The reading from Ezra recalls a key moment in the restoration of the Jewish nation after the Babylonian exile. The rebuilding of the Temple reestablished the central focus of the nation. Seen as the dwelling place of God, the Temple shaped Israel’s identity as God’s chosen people. What is surprising in this account is that the whole process was enabled by two pagan rulers. Cyrus, the king of Persia, allowed the Jews to return to their homeland after he conquered Babylon. His successor Darius funded the building of the Temple. Both are seen as carrying out God’s will, even though they were not believers.

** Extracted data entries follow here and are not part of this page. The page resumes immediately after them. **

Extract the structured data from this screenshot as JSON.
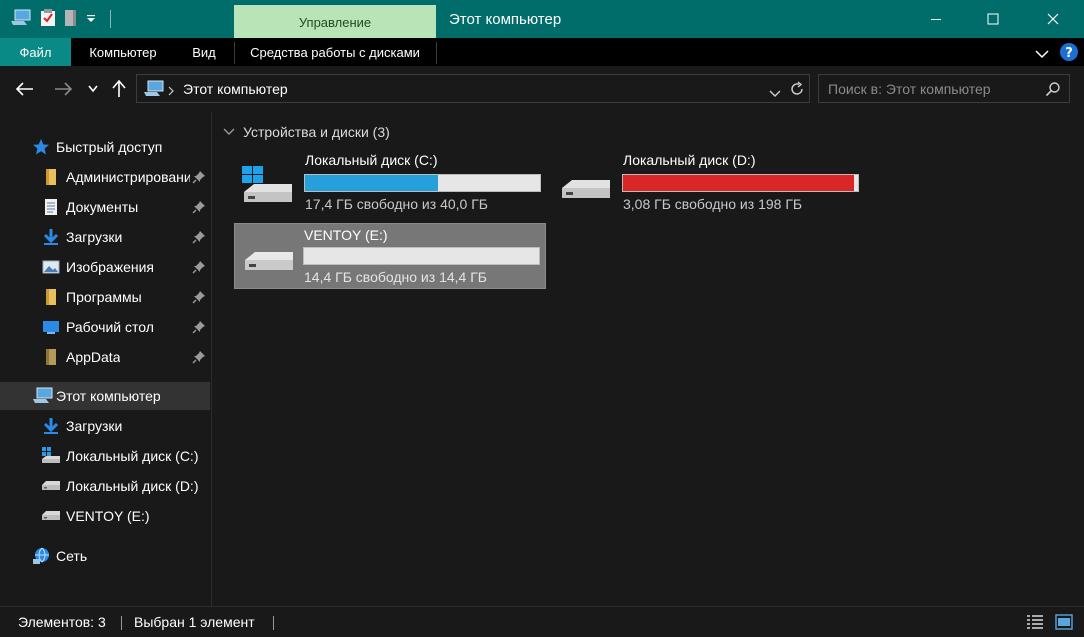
{
  "window": {
    "title": "Этот компьютер",
    "context_tab": "Управление"
  },
  "ribbon": {
    "tabs": [
      "Файл",
      "Компьютер",
      "Вид",
      "Средства работы с дисками"
    ]
  },
  "address": {
    "path": "Этот компьютер",
    "search_placeholder": "Поиск в: Этот компьютер"
  },
  "sidebar": {
    "quick_access": "Быстрый доступ",
    "pinned": [
      {
        "label": "Администрировани",
        "icon": "folder-icon"
      },
      {
        "label": "Документы",
        "icon": "documents-icon"
      },
      {
        "label": "Загрузки",
        "icon": "downloads-icon"
      },
      {
        "label": "Изображения",
        "icon": "pictures-icon"
      },
      {
        "label": "Программы",
        "icon": "folder-icon"
      },
      {
        "label": "Рабочий стол",
        "icon": "desktop-icon"
      },
      {
        "label": "AppData",
        "icon": "folder-icon"
      }
    ],
    "this_pc": "Этот компьютер",
    "this_pc_children": [
      {
        "label": "Загрузки",
        "icon": "downloads-icon"
      },
      {
        "label": "Локальный диск (C:)",
        "icon": "windows-drive-icon"
      },
      {
        "label": "Локальный диск (D:)",
        "icon": "drive-icon"
      },
      {
        "label": "VENTOY (E:)",
        "icon": "drive-icon"
      }
    ],
    "network": "Сеть"
  },
  "content": {
    "group_header": "Устройства и диски (3)",
    "drives": [
      {
        "name": "Локальный диск (C:)",
        "free": "17,4 ГБ свободно из 40,0 ГБ",
        "used_fraction": 0.565,
        "bar_color": "#26a0da",
        "selected": false,
        "windows": true
      },
      {
        "name": "Локальный диск (D:)",
        "free": "3,08 ГБ свободно из 198 ГБ",
        "used_fraction": 0.984,
        "bar_color": "#da2626",
        "selected": false,
        "windows": false
      },
      {
        "name": "VENTOY (E:)",
        "free": "14,4 ГБ свободно из 14,4 ГБ",
        "used_fraction": 0.0,
        "bar_color": "#26a0da",
        "selected": true,
        "windows": false
      }
    ]
  },
  "status": {
    "items_count": "Элементов: 3",
    "selected": "Выбран 1 элемент"
  },
  "colors": {
    "accent": "#006d6a",
    "context_tab": "#b9e4b8",
    "background": "#191919"
  }
}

In Jesus’ time and culture, family ties were sacred and central to one’s identity. In the Gospel, Jesus does not reject his family of origin. What is surprising, and perhaps even scandalous to his hearers, is that Jesus stretches the idea of family to include far more than blood relatives—all “those who hear the word of God and act on it.”
The challenge for each of us is to expand our vision and our hearts to embrace the whole family of God. Can we look beyond our blood relatives and beyond our national boundaries to include all of God’s children in our love and concern? Can we find God’s presence even in those who don’t share our beliefs and traditions? Only then can we be true brothers and sisters of Christ Jesus.